В одном пыльном желто-сером городе жила одна девочка, которая очень любила Шопена.
На обед она ела котлеты из рыбы, которую сегодня едят только кошки, да и те, скорее отворачиваются, почти 3 года уже не помнила, что такое сыр и масло.У нее не было ни новых игрушек, ни новых нарядов - лишь рыжий дореволюционный заяц с аномально длинными ногами и ушками.
Ее добрые бабушка с дедушкой выскребали из своего бюджета 70 рублей в месяц, чтобы внучка училась играть на пианино.
В подарок на праздники она просила ноты: сонаты австрийцев, маленькие прелюдии и фуги Баха. Но ноты были дорогим удовольствием, и, как правило, ей снимали копии с выданных учителем сборников. И дарили ей ноты, нужные для учебы: школа игры на фортепиано Николаева, Гайдна, пьесы русских композиторов.
И вот беда: в музыкальных школах Петербурга Шопена играть не разрешали.
Полифония плюс соната плюс пьеса. Ей всегда доставалось трио: Бах, Гайдн и Прокофьев.

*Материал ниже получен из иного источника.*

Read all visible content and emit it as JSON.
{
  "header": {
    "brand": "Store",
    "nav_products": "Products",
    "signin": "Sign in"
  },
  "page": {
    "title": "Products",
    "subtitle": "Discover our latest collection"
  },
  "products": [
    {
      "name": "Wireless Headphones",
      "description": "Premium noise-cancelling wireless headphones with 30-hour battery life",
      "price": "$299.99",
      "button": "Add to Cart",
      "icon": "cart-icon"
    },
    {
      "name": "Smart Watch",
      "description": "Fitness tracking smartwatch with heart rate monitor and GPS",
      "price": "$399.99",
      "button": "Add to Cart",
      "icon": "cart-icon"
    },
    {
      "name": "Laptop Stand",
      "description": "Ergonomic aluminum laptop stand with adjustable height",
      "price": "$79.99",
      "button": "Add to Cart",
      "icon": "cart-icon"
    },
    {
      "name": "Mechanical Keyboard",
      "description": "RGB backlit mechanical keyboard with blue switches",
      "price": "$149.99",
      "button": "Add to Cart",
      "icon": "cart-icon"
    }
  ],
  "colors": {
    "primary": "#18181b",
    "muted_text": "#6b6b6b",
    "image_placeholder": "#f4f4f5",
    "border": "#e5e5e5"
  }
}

И ни разу не снималось копий Шопена. Только одна была прелюдия, в соль миноре, та, что на 98 странице у Николаева.
Шопен - композитор особенный. Его не просто сложно сыграть технически - его нужно чувствовать. У него не бывает крещендо и диминуэндо по методичке - он пишет в своих нотах комментарии - «нежно» или «агрессивно» или «от сердца». И поэтому у каждого пианиста Шопен свой: бывает, его у одного слушаешь и музыка божественна, а у другого совсем не узнаешь и выключаешь проигрыватель. И это не потому, что один из них - плохой пианист.… Тут просто нужно, чтобы три сердца совпали: композитора, исполнителя и слушателя.
Но однажды девочка нашла сборник вальсов на даче у одной скрипачки. Она знала, что тетя Аня вряд ли отдаст ноты, но ведь у нее впереди была целая ночь и комната, наполненная чудесами советских инженеров.
Быстро отыскалась калька, в портфеле нашлась любимая капиллярная ручка: одеяло, книжка, подушка, лампа. И следующие пять лет соседи за стеной слушали… «Фа…соль фа до ре си ля…» - она так этот вальс и называла - пела первую строку.
Время неумолимо бежало вперед: на ГОС экзамен ей снова дали Баха, Равеля, Гайдна и Шостаковича. В то время ее добрая учительница научилась справляться с ней и, после долгих споров, они договорились на компромиссный список композиторов.
Те кальки долгие годы были для нее пятиминутной радостью, которую можно было сыграть и услышать.По тем калькам она и познакомила Шопена со своим будущим мужем. Или мужа с Шопеном: их вообще трудно было друг другу представить.
А после долгих мучений в черных нотных оковах, она и вовсе музыку бросила: слишком много в ней в ту пору было математики, да и о «карьере» пора было задуматься.
Она пошла на работу, потом на другую... Училась в институте и вечерами делала миллионы набросков. И вот, однажды, по дороге за хлебом, она забрела в антикварный магазин…
-А у Вас есть ноты?
-Вон там, россыпью валяются, все по 200 рублей.
Среди оперы «Русалочка» и венгерских рапсодий лежал он: великий поэт гармонии Фредерик Франсуа Шопен.
400 рублей: маленький тонкий сборник вальсов плюс полное собрание ноктюрнов, полонезов и прелюдий «дикими» листами без обложки.
-Беру.
Ноктюрны, конечно, сыгрались только самые простые. А вот сборник вальсов разбирался долго и мучительно. А главное: по порядку.
И вот, когда у ее мужа уже болела голова, через несколько дней она дошла до десятого вальса: «Фа…. соль фа до ре си ля….». Это был он.
Его не могло там не быть. Это, конечно, была не та самая книжка, вальсы не совпали на такт. Это, конечно, уже было не в пятом классе, но она соединила кальки, и ее сердце бешено заколотилось: нотный стиль совпадал.
И пусть у этой девочки до сих пор ни квартиры, ни машины, ни дорогих платьев: одна ее мечта уже сбылась - у нее есть полное собрание Шопена, и она может играть его божественную музыку тогда, когда захочет.
А может, здесь дело совсем не в нотах?
Хотя ноты прекрасны , как и кальки. Даже портрет у них есть, сделанный пастелью.